Um "berçário estelar" é uma maneira romântica de se referir a uma nuvem molecular no processo de formação de novas estrelas. Uma nuvem molecular é uma região do espaço densa o suficiente com átomos de hidrogênio que moléculas, mais comumente H2, ou hidrogênio diatômico, podem formar. As nuvens moleculares podem ser gigantescas, com 1000 a 100.000 vezes a massa do Sol, ou menores, menos do que algumas centenas de vezes a massa do Sol. Estes são chamados nuvens moleculares gigantes e pequenas nuvens moleculares, respectivamente.

Até onde sabemos, a formação de estrelas ocorre exclusivamente dentro dessas nuvens moleculares, daí o apelido de "berçário estelar". Para que uma nuvem molecular seja um berçário estelar, várias condições devem ser consideradas. Primeiro, a nuvem molecular deve ter bolsas suficientes de densidade suficiente ("núcleos moleculares") para fornecer a matéria-prima para produzir estrelas. Segundo, a nuvem molecular deve estar sujeita a forças agitantes, como grandes estrelas próximas ou supernovas. Quando uma porção de uma nuvem molecular é acesa e ionizada pela radiação de uma estrela massiva próxima, ela é chamada de região HII.

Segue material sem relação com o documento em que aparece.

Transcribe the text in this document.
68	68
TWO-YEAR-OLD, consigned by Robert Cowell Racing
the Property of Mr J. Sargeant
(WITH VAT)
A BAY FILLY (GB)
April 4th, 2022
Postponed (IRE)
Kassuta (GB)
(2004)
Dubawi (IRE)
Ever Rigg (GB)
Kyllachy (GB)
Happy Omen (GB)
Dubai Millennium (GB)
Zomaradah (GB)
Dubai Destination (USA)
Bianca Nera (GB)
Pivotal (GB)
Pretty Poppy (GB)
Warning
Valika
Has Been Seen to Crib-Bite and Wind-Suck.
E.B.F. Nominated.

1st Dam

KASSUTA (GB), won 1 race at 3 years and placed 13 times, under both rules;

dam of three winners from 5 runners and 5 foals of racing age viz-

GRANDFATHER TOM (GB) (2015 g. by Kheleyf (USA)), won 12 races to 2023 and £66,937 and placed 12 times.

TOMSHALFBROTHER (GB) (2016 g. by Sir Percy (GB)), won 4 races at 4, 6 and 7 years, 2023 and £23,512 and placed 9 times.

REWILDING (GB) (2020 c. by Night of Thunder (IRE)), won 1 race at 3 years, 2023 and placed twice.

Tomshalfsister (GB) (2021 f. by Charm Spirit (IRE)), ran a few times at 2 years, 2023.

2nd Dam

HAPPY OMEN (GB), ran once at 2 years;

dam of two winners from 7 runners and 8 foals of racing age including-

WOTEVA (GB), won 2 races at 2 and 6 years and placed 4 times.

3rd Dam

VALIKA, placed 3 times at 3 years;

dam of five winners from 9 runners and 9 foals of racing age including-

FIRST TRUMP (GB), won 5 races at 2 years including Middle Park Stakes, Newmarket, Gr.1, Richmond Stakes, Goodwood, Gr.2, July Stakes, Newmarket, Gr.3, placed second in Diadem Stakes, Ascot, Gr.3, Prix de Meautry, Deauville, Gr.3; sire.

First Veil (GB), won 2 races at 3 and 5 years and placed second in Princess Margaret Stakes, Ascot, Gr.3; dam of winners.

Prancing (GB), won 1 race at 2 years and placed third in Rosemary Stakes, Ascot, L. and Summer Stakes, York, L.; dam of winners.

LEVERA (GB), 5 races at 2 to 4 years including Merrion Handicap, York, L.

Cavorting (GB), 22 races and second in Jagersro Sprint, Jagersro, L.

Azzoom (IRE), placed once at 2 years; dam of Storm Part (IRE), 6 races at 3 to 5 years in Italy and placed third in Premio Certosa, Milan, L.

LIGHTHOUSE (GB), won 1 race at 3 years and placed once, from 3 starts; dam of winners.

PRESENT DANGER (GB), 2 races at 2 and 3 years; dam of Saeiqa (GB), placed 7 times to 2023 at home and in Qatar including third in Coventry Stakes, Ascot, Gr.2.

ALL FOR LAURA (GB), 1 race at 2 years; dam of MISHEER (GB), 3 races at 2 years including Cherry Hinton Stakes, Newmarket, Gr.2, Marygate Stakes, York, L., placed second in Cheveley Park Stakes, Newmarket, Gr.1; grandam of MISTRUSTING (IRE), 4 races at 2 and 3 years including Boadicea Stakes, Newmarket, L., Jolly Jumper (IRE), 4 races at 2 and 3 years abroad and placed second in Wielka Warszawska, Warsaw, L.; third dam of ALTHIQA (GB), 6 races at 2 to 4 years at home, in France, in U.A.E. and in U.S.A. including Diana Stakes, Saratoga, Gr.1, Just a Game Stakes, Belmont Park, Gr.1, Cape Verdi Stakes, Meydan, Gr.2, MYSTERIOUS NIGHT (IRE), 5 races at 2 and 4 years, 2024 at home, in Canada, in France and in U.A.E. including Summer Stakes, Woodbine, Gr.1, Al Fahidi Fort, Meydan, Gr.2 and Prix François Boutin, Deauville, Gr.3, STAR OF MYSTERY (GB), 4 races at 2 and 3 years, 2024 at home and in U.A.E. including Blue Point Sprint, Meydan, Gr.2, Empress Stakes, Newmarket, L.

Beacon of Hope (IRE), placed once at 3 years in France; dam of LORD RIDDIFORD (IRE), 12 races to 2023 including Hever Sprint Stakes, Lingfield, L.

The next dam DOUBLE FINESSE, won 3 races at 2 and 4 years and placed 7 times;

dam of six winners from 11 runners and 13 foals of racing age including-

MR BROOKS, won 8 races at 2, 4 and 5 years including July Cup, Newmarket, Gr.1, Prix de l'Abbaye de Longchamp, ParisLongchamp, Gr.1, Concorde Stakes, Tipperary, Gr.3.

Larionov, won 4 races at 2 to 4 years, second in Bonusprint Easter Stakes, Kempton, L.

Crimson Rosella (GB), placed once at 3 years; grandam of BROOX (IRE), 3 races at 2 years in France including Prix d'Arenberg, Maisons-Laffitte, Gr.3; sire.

Como as regiões HII são as partes das nuvens moleculares mais vigorosamente agitadas por fontes externas, elas são o local mais provável para ser um viveiro estelar. Influências externas são necessárias para criar uma estrela, porque, caso contrário, uma densidade crítica raramente é alcançada em uma nuvem molecular. Se a densidade não é suficiente, as partículas de gás na nuvem ficam orbitando uma para a outra para sempre. Devido a uma influência externa, como uma onda de choque de supernova, as nuvens moleculares podem se condensar em regiões localizadas, tornando-se o que é chamado de glóbulos de Bok.

Glóbulos de Bok são núcleos muito densos encontrados em viveiros estelares. Normalmente, eles contêm cerca de 10 a 50 massas solares de material em uma área com um ano-luz de diâmetro. Os glóbulos de Bok são notáveis ​​em astronomia porque contêm uma variedade de moléculas que normalmente não são encontradas no espaço interestelar esparso típico: hidrogênio molecular, óxidos de carbono, hélio e poeira de silicato. Mais cedo ou mais tarde, acredita-se que muitos glóbulos de Bok colapsem para formar estrelas, ou, mais frequentemente, sistemas estelares binários ou aglomerados de estrelas. Pensa-se que o nosso Sol seja uma anomalia, pois não possui um par binário.

Viveiros estelares são eventualmente destruídos pelas estrelas que os criam. As novas estrelas sugam grande parte do material local ou sopram através do vento solar. Eventualmente, essas estrelas recém-nascidas podem explodir em uma supernova, desencadeando a formação de outras estrelas em viveiros estelares próximos.